In spite of casein has a high thermal stability (121°C more than 30 minutes), it is not exempted of having thermal damage, especially when for any reason the product has to be sent back again to the termal treatment unit or dairy raw materials in powder, whose thermal stability has not been proven, are employed .
By itself carrageenan does not prevent the termal damaged of casein but it contributes to prevent the sedimentation of damaged protein by the mechanisms of viscosity contribution and the formation of a weak three-dimensional network and due to the lubricant effect provided, helps to reduce the perception of these particles in the palate.
What it has to be taken into account is that in situations of severe thermal treatment, the use dosage of carrageenan has to be reduced due to its interaction with whey protein increases, specifically with the -lactoglobulin, since this protein denatures thermically and to prevent a situation of undesirable clotting, it is advisable to lower the carrageenan use dosage.
This phenomenon is manifested by the separation of a layer of whey at the top, clearly visible and the loss of sensory properties, negatively affecting the quality of the product.
This problem is present especially in mixtures for soft serv ice cream during the period of storage that is of 4 weeks for pasteurized product and up to 3 months for the ultra pasteurized one.
To prevent this, it is necessary the employment of carrageenan , since it forms a three-dimensional network, where the double helices interact with milk protein, trapping the water and immobilizing it.
This three-dimensional network also contributes to the stability of suspension and emulsion, since it also immobilizes the suspended particles and the fat globules, obtaining in this way an homogeneous product that remains its whole shelf life.
This property is very appreciated in the food industry, since independent of the yield issue, the most important is the immobilization of water.
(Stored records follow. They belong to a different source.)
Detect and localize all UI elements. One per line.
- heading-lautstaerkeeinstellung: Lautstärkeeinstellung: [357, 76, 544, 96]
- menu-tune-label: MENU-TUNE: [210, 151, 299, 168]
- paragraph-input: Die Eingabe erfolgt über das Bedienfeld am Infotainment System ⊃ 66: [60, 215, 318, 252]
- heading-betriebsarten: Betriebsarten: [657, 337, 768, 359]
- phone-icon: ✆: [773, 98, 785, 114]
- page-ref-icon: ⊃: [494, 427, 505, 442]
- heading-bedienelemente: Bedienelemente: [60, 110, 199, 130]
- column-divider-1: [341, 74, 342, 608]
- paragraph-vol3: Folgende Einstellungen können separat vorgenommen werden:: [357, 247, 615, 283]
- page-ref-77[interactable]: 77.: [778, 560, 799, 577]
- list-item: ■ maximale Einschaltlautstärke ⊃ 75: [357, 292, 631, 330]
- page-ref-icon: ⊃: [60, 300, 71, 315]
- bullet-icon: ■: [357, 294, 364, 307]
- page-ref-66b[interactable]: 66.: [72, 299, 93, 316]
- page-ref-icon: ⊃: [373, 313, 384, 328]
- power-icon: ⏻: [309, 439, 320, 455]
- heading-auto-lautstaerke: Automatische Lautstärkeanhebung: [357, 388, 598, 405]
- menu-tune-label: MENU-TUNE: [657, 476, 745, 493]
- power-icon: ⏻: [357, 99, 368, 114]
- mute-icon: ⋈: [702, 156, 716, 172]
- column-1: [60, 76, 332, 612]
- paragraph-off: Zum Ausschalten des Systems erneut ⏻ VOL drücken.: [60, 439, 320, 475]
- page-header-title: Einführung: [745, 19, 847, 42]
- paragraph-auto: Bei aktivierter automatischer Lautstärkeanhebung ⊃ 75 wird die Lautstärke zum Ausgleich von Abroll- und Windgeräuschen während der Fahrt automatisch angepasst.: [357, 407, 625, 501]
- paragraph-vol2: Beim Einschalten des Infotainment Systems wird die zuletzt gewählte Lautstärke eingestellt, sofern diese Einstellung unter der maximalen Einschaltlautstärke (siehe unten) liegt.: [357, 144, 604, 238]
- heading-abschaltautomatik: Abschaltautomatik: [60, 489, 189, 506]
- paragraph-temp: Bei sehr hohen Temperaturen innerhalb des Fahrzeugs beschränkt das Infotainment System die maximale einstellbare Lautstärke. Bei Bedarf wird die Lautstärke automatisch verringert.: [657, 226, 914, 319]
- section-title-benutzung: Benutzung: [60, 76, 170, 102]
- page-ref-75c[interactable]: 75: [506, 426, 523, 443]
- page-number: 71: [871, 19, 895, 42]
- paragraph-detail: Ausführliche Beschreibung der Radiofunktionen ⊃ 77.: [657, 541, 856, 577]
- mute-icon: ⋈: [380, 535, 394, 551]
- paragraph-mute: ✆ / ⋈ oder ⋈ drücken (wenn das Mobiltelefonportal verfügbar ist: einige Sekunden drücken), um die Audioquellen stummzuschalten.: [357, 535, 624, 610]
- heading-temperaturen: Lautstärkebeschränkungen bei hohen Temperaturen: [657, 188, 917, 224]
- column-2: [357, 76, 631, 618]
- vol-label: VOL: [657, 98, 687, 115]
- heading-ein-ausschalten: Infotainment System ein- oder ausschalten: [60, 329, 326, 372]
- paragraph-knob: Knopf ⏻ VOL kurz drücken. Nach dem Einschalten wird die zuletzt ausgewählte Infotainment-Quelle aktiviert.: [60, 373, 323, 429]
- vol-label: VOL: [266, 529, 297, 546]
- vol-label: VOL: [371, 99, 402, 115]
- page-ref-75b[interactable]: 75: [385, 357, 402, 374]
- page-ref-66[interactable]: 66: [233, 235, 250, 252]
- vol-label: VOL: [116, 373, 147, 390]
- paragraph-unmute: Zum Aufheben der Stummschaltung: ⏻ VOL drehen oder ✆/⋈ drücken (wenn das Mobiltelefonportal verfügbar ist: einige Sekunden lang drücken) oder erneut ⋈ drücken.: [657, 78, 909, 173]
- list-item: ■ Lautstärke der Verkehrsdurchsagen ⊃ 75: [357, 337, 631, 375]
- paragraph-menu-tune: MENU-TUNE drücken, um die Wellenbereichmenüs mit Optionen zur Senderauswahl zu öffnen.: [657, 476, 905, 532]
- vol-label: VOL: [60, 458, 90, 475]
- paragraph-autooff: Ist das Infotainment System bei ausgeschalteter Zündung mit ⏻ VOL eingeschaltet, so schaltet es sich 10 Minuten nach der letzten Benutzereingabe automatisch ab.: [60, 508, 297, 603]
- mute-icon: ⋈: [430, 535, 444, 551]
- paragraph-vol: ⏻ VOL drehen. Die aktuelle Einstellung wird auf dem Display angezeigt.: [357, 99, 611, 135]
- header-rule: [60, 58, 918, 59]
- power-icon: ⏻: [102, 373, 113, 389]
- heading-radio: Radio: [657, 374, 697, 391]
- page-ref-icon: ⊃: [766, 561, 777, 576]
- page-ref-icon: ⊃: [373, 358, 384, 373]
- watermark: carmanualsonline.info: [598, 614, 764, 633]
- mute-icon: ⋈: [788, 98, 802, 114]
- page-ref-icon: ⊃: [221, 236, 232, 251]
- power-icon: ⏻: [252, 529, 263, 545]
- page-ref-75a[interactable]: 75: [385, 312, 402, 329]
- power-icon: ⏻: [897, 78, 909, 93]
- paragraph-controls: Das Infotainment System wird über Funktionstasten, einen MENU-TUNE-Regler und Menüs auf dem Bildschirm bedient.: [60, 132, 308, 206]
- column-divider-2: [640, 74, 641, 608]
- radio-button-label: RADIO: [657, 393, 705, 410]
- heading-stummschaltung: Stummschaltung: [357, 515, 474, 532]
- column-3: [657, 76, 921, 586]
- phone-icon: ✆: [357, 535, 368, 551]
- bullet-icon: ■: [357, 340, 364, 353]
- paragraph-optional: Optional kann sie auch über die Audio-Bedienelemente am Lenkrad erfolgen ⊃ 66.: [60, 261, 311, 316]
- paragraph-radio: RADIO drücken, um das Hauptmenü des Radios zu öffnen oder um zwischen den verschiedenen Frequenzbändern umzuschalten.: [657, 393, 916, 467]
This should not reach the surface of the product because there, in the presence of oxigen and nutrients, pollution can start microbial development and the alteration of the product.
Depending on the specific type of industry, different terminology is handled.
The meat industry talks about “humidity retention” for entire pieces such as restructured products, “drip loss” for marinated products, syneresis for fine pastes packed in pots as pâtés, terrines, mousses and “purge” for the sliced products vacumm-packed, which helps to break the structure, favoring the release of water.
In dairy products, only in the case of fresh cheese is talk about moisture retention and for the other categories the term syneresis is employed.
In all these cases, carrageenans contribute to prevent water losses.